• Sitting In Silence

    Ansley McDurmon

    01/2017

    In the summers, vines encroach upon a historical marker several miles from the Sewanee Review offices, threatening to hide a tribute to the Highlander Folk School. The folk school's history resides in an equally-obscured part of the American memory, and I knew very little about its importance, despite the marker. Sewanee Professor and Highlander historian Emily Senefeld filled me in on the forgotten space.
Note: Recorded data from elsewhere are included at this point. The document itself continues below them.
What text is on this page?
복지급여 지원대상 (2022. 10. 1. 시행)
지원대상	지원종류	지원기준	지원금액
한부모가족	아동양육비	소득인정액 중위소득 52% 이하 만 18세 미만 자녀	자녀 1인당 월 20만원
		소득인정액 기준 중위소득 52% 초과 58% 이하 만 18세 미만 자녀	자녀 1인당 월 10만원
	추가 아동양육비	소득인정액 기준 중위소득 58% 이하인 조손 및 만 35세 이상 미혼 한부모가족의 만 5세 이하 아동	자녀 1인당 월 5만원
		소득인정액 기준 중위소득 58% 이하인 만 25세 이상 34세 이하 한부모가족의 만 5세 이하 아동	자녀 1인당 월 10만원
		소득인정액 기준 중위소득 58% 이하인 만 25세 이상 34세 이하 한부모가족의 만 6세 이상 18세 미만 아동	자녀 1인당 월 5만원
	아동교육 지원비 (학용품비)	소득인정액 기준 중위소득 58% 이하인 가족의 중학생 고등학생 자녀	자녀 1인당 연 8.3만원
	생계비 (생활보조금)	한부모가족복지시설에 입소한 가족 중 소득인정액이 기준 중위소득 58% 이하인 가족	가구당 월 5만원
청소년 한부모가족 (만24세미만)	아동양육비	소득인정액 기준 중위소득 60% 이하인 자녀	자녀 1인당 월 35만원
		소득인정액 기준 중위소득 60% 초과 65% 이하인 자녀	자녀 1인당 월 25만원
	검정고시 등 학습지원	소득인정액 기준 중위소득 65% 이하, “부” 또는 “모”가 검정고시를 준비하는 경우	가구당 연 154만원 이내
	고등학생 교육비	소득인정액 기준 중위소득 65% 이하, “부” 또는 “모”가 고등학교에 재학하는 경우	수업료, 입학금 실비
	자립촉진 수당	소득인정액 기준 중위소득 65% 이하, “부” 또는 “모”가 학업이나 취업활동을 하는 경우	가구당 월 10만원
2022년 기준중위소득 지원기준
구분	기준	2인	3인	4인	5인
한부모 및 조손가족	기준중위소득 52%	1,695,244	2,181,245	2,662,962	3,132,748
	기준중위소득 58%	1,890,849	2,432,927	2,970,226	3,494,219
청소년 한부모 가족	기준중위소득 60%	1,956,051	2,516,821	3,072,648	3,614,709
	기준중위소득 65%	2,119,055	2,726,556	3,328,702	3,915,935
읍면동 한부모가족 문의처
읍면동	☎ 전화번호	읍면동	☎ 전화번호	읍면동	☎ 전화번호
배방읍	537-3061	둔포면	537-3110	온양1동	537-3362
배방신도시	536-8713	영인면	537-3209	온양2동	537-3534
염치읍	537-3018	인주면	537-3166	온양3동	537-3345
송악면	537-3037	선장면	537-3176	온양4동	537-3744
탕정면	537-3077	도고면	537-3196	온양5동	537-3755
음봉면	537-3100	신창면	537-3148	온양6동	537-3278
The school, she explained, was the epicenter of the Civil Rights Movement: the Walcott sit-in at Greensboro, the Montgomery bus boycott, Citizenship Schools, and Pete Seeger’s rendition of “We Shall Overcome” grew out of the three-building operation in Grundy County, TN. “The Highlander Folk School was creating grassroots activism models decades before the most famous instances of the civil rights era,” she told me. Its existence first garnered loud dissent—billboards declared it a “Communist Training School;” state governments funded anti-Highlander newspapers; bomb threats poured in from across the nation. In 1961, however, anti-integrationists chose to silence, rather than to battle, the institution. Highlander Folk School lost its charter to trumped-up charges of illegal alcohol distribution, closed its doors in Grundy County, and moved to Knoxville under a new name. The land was seized by the state, then divided and sold, casting the original school—and its influence—into the furthest corners of the American memory. Only in recent years has the Folk School resurfaced in the American consciousness, largely aided by historians like Senefeld.

    These stories came to mind when I began reading Claudia Rankine’s Citizen. Rankine’s National Book Critics Circle Award-winning collection combines photography, prose, and poetry into a single narrative of today’s racial climate, revealing the same discriminatory tactics that relegated the Folk School to historical silence. The racial injustices of the twenty-first century—profiling in stop-and-frisk practices, parodies of the black body in sports, and racially-charged murders—appear alongside photos of lynchings and William Turner’s painting, The Slave Ship, intimating that discrimination is interwoven with the black American experience. In Citizen, Rankine argues that silence is central to the perpetuation of racism; she notes that these injustices—which surprise the white Americans in her book—are merely status quo for African Americans. Differing reactions between white and black characters in her book reveal that the American political and the public sphere are largely deaf to or silent about overwhelming racial injustice. For Rankine, Citizen isn’t a list of grievances; it is an outcry against an invisible but imminent obliteration.

    To Rankine, however, silence initially appears to be the only option afforded African Americans, lest their outcry be labeled “insane, crass, crazy” and ignored. In one telling example, Rankine writes that “there exists a medical term— John Henryism—for people exposed to stresses stemming from racism. They achieve themselves to death trying to dodge the build up of erasure . . .  You hope by sitting in silence you are bucking the trend.” But these responses are ultimately unacceptable to the poet. She argues that using silence to deny or move beyond America’s past is no means of ending the trauma of black oppression. Whether or not the resistance is by protest or other means, the American legacy of racism must be remembered, because, as she states, “[the past is] buried in you; it’s turned your flesh into its own cupboard.” To ignore our present state, to turn from it and from the suffering of the past would be equivalent to placing the black experience, its struggles and its victories, back within the wilderness of silences, back to Appalachia with the once-unspoken legacy of Highlander Folk.